March 20, 2014 1:19 pm

Li & Fung: split personality

World’s largest supplier of consumer brands has a new strategy

The first step in a turnround is to stop disappointing investors. The second is to come up with a credible new direction. Li & Fung managed the first last summer. Full-year earnings on Thursday reinforced the point. It also has a new strategy.

The company’s problems are emblematic of those facing all Asian middlemen. Its core business of sourcing Asian goods for western customers, from Marks and Spencer to Walmart, has come under pressure as the two sides try dealing direct. Li & Fung also works to its own set pattern of three-year plans. Two sets of deal-driven strategies have now missed targets. The shares are half their level of two years ago, and have dropped from trading on 26 times forecast profits to 16. Li & Fung’s string of smallish deals have long frustrated outsiders’ efforts to assess organic growth. The boost from writing back $513m in unearned deal-related payouts in 2012 and 2013 – equivalent to a third of operating profits – is no comfort, since it reflects poor performance. Ventures into brand ownership and licensing complicated matters too.

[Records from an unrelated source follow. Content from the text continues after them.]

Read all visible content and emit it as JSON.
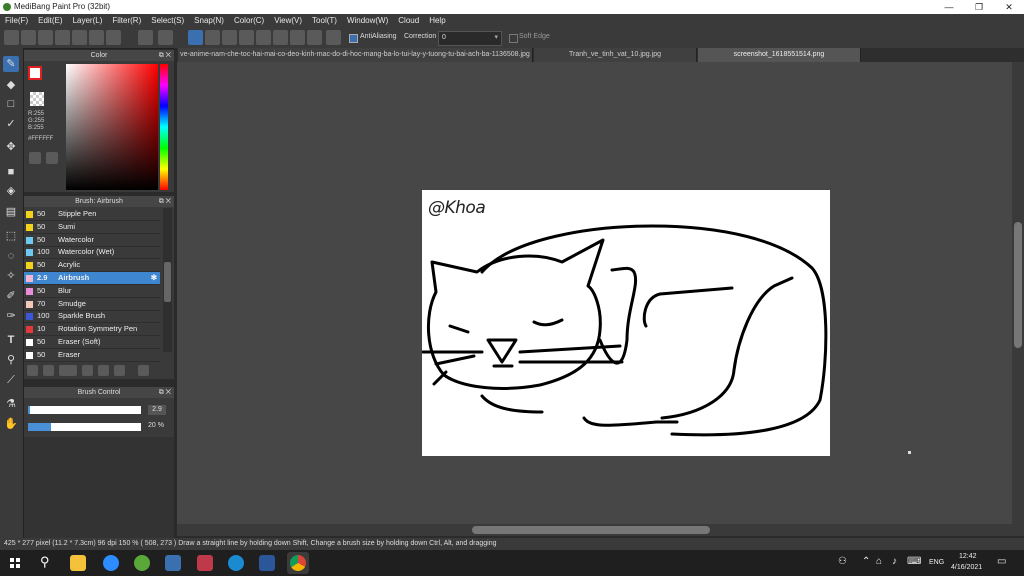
{
  "window": {
    "title": "MediBang Paint Pro (32bit)",
    "minimize_glyph": "—",
    "restore_glyph": "❐",
    "close_glyph": "✕"
  },
  "menu": [
    "File(F)",
    "Edit(E)",
    "Layer(L)",
    "Filter(R)",
    "Select(S)",
    "Snap(N)",
    "Color(C)",
    "View(V)",
    "Tool(T)",
    "Window(W)",
    "Cloud",
    "Help"
  ],
  "toolbar": {
    "antialiasing_label": "AntiAliasing",
    "correction_label": "Correction",
    "correction_value": "0",
    "soft_edge_label": "Soft Edge"
  },
  "color_panel": {
    "title": "Color",
    "r": "R:255",
    "g": "G:255",
    "b": "B:255",
    "hex": "#FFFFFF"
  },
  "brush_panel": {
    "title": "Brush: Airbrush",
    "items": [
      {
        "size": "50",
        "name": "Stipple Pen",
        "color": "#f2d21b"
      },
      {
        "size": "50",
        "name": "Sumi",
        "color": "#f2d21b"
      },
      {
        "size": "50",
        "name": "Watercolor",
        "color": "#6ec9f0"
      },
      {
        "size": "100",
        "name": "Watercolor (Wet)",
        "color": "#6ec9f0"
      },
      {
        "size": "50",
        "name": "Acrylic",
        "color": "#f2d21b"
      },
      {
        "size": "2.9",
        "name": "Airbrush",
        "color": "#f7b6cf"
      },
      {
        "size": "50",
        "name": "Blur",
        "color": "#e98cd9"
      },
      {
        "size": "70",
        "name": "Smudge",
        "color": "#f2c9b8"
      },
      {
        "size": "100",
        "name": "Sparkle Brush",
        "color": "#3b57d6"
      },
      {
        "size": "10",
        "name": "Rotation Symmetry Pen",
        "color": "#e23a3a"
      },
      {
        "size": "50",
        "name": "Eraser (Soft)",
        "color": "#ffffff"
      },
      {
        "size": "50",
        "name": "Eraser",
        "color": "#ffffff"
      }
    ]
  },
  "brush_control": {
    "title": "Brush Control",
    "size_value": "2.9",
    "opacity_value": "20 %",
    "size_fraction": 0.02,
    "opacity_fraction": 0.2
  },
  "tabs": [
    {
      "label": "ve-anime-nam-che-toc-hai-mai-co-deo-kinh-mac-do-di-hoc-mang-ba-lo-tui-lay-y-tuong-tu-bai-ach-ba-1136508.jpg"
    },
    {
      "label": "Tranh_ve_tinh_vat_10.jpg.jpg"
    },
    {
      "label": "screenshot_1618551514.png"
    }
  ],
  "canvas": {
    "signature_text": "@Khoa"
  },
  "status": {
    "text": "425 * 277 pixel  (11.2 * 7.3cm)  96 dpi  150 %  ( 508, 273 )  Draw a straight line by holding down Shift, Change a brush size by holding down Ctrl, Alt, and dragging"
  },
  "taskbar": {
    "language": "ENG",
    "time": "12:42",
    "date": "4/16/2021"
  }
}
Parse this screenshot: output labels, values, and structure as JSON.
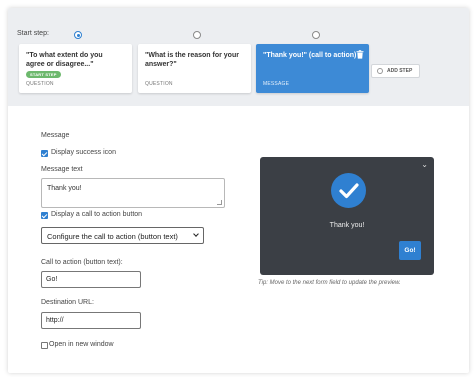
{
  "steps_bar": {
    "start_label": "Start step:",
    "add_step_label": "ADD STEP",
    "cards": [
      {
        "title": "\"To what extent do you agree or disagree...\"",
        "badge": "START STEP",
        "type": "QUESTION"
      },
      {
        "title": "\"What is the reason for your answer?\"",
        "type": "QUESTION"
      },
      {
        "title": "\"Thank you!\" (call to action)",
        "type": "MESSAGE"
      }
    ]
  },
  "form": {
    "section_label": "Message",
    "display_success_icon_label": "Display success icon",
    "message_text_label": "Message text",
    "message_text_value": "Thank you!",
    "display_cta_label": "Display a call to action button",
    "cta_select_value": "Configure the call to action (button text)",
    "cta_text_label": "Call to action (button text):",
    "cta_text_value": "Go!",
    "destination_url_label": "Destination URL:",
    "destination_url_value": "http://",
    "open_new_window_label": "Open in new window"
  },
  "preview": {
    "message": "Thank you!",
    "button_label": "Go!",
    "tip": "Tip: Move to the next form field to update the preview."
  },
  "colors": {
    "accent": "#2f80d1",
    "preview_bg": "#3b3f45",
    "badge": "#6db86d"
  }
}
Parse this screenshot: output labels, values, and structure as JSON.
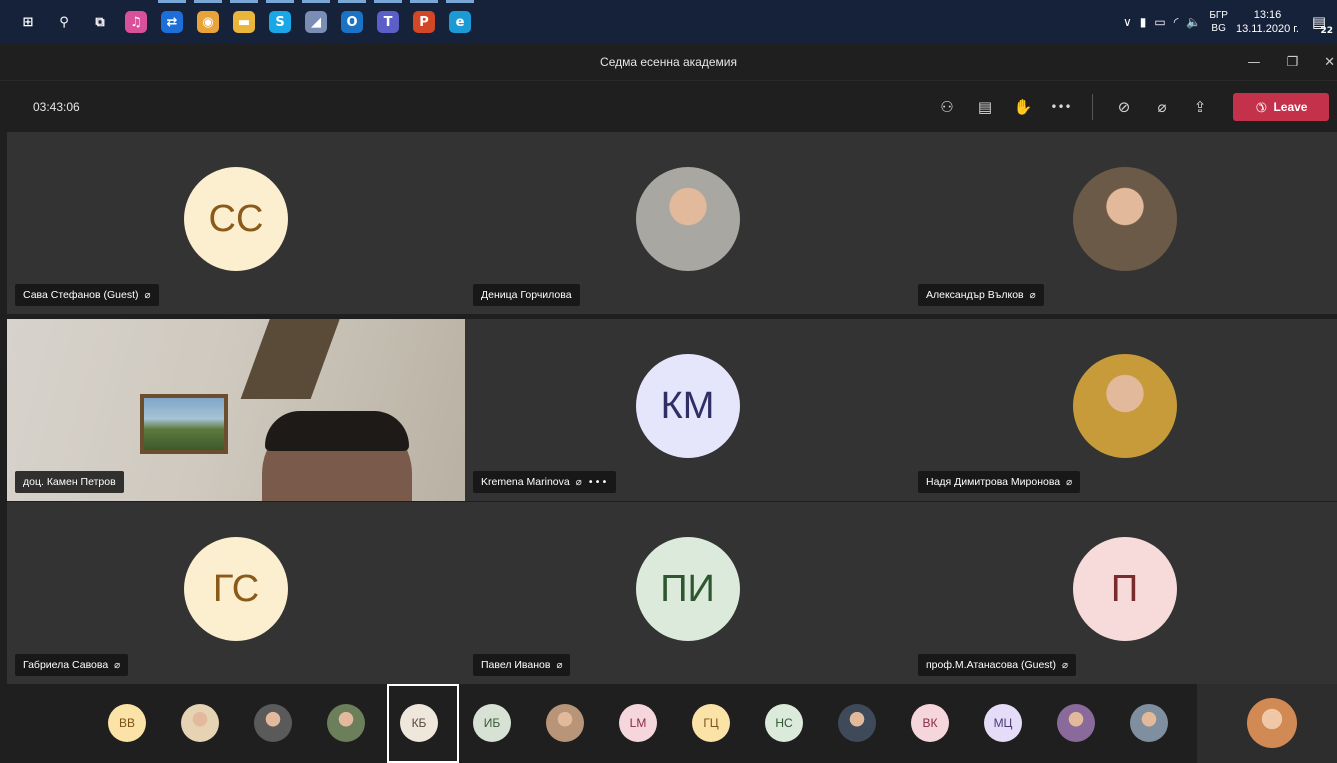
{
  "taskbar": {
    "apps": [
      {
        "icon": "windows-start-icon",
        "glyph": "⊞",
        "color": "transparent"
      },
      {
        "icon": "search-icon",
        "glyph": "⚲",
        "color": "transparent"
      },
      {
        "icon": "task-view-icon",
        "glyph": "⧉",
        "color": "transparent"
      },
      {
        "icon": "itunes-icon",
        "glyph": "♫",
        "color": "#d9509b"
      },
      {
        "icon": "teamviewer-icon",
        "glyph": "⇄",
        "color": "#1c6fd8"
      },
      {
        "icon": "chrome-icon",
        "glyph": "◉",
        "color": "#e8a33a"
      },
      {
        "icon": "file-explorer-icon",
        "glyph": "▬",
        "color": "#e9b53a"
      },
      {
        "icon": "skype-icon",
        "glyph": "S",
        "color": "#1aa7e8"
      },
      {
        "icon": "onenote-icon",
        "glyph": "◢",
        "color": "#7a8db5"
      },
      {
        "icon": "outlook-icon",
        "glyph": "O",
        "color": "#1c73c6"
      },
      {
        "icon": "teams-icon",
        "glyph": "T",
        "color": "#5b5fc7"
      },
      {
        "icon": "powerpoint-icon",
        "glyph": "P",
        "color": "#d24726"
      },
      {
        "icon": "edge-icon",
        "glyph": "e",
        "color": "#1c9ad6"
      }
    ],
    "running_indices": [
      4,
      5,
      6,
      7,
      8,
      9,
      10,
      11,
      12
    ],
    "tray": {
      "language_top": "БГР",
      "language_bottom": "BG",
      "time": "13:16",
      "date": "13.11.2020 г.",
      "notifications": "22"
    }
  },
  "window": {
    "title": "Седма есенна академия"
  },
  "meeting": {
    "timer": "03:43:06",
    "leave_label": "Leave",
    "tools": [
      {
        "name": "participants-icon",
        "glyph": "👥"
      },
      {
        "name": "chat-icon",
        "glyph": "☰"
      },
      {
        "name": "raise-hand-icon",
        "glyph": "✋"
      },
      {
        "name": "more-actions-icon",
        "glyph": "•••"
      }
    ],
    "controls": [
      {
        "name": "camera-off-icon",
        "glyph": "✕"
      },
      {
        "name": "mic-off-icon",
        "glyph": "🎙"
      },
      {
        "name": "share-screen-icon",
        "glyph": "⇪"
      }
    ]
  },
  "tiles": [
    {
      "name": "Сава Стефанов (Guest)",
      "initials": "СС",
      "bg": "#fbefcf",
      "fg": "#8a5a1b",
      "muted": true,
      "type": "initials"
    },
    {
      "name": "Деница Горчилова",
      "initials": "",
      "bg": "#a9a7a2",
      "fg": "#333",
      "muted": false,
      "type": "photo"
    },
    {
      "name": "Александър Вълков",
      "initials": "",
      "bg": "#6b5a48",
      "fg": "#fff",
      "muted": true,
      "type": "photo"
    },
    {
      "name": "доц. Камен Петров",
      "initials": "",
      "bg": "#c9c3b8",
      "fg": "#fff",
      "muted": false,
      "type": "video"
    },
    {
      "name": "Kremena Marinova",
      "initials": "КМ",
      "bg": "#e5e5fb",
      "fg": "#2f2f66",
      "muted": true,
      "more": true,
      "type": "initials"
    },
    {
      "name": "Надя Димитрова Миронова",
      "initials": "",
      "bg": "#c79a3a",
      "fg": "#fff",
      "muted": true,
      "type": "photo"
    },
    {
      "name": "Габриела Савова",
      "initials": "ГС",
      "bg": "#fbefcf",
      "fg": "#8a5a1b",
      "muted": true,
      "type": "initials"
    },
    {
      "name": "Павел Иванов",
      "initials": "ПИ",
      "bg": "#dbeadb",
      "fg": "#2e5631",
      "muted": true,
      "type": "initials"
    },
    {
      "name": "проф.М.Атанасова (Guest)",
      "initials": "П",
      "bg": "#f7dada",
      "fg": "#7a2b2b",
      "muted": true,
      "type": "initials"
    }
  ],
  "roster": [
    {
      "initials": "ВВ",
      "bg": "#fbe3a8",
      "fg": "#7a5214",
      "type": "initials"
    },
    {
      "initials": "",
      "bg": "#e6d3b3",
      "fg": "#333",
      "type": "photo"
    },
    {
      "initials": "",
      "bg": "#5a5a5a",
      "fg": "#fff",
      "type": "photo"
    },
    {
      "initials": "",
      "bg": "#6a7f5a",
      "fg": "#fff",
      "type": "photo"
    },
    {
      "initials": "КБ",
      "bg": "#efe7dc",
      "fg": "#5a4a3a",
      "type": "initials"
    },
    {
      "initials": "ИБ",
      "bg": "#d7e2d5",
      "fg": "#3c5a3a",
      "type": "initials"
    },
    {
      "initials": "",
      "bg": "#b89478",
      "fg": "#fff",
      "type": "photo"
    },
    {
      "initials": "LM",
      "bg": "#f6d6dd",
      "fg": "#8a2b42",
      "type": "initials"
    },
    {
      "initials": "ГЦ",
      "bg": "#fbe3a8",
      "fg": "#7a5214",
      "type": "initials"
    },
    {
      "initials": "НС",
      "bg": "#dbeadb",
      "fg": "#2e5631",
      "type": "initials"
    },
    {
      "initials": "",
      "bg": "#3e4a5a",
      "fg": "#fff",
      "type": "photo"
    },
    {
      "initials": "ВК",
      "bg": "#f6d6dd",
      "fg": "#8a2b42",
      "type": "initials"
    },
    {
      "initials": "МЦ",
      "bg": "#e5dcf7",
      "fg": "#4a3a7a",
      "type": "initials"
    },
    {
      "initials": "",
      "bg": "#8a6a9a",
      "fg": "#fff",
      "type": "photo"
    },
    {
      "initials": "",
      "bg": "#7f8fa0",
      "fg": "#fff",
      "type": "photo"
    }
  ],
  "self_view": {
    "bg": "#d28a55"
  }
}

Li & Fung’s new plan splits it into a sourcing and logistics company and a global brands group. The all-stock spin-off should happen this year. Investors will then have a choice between an established, lower-margin sourcing business and a big brand portfolio with volatility but growth potential. The two require different enough skills to make a split sensible. Knowing where to source material for the latest hot T-shirt trend is very different to marketing it. The thing to watch is whether either side can hold off on dealmaking. The company thinks it can, but habits like that are hard to break. A sea freight forwarder was added to the logistics unit just on Thursday. Li & Fung’s shares have languished near lows for a year now. Investors can wait for proof it has changed before backing it further.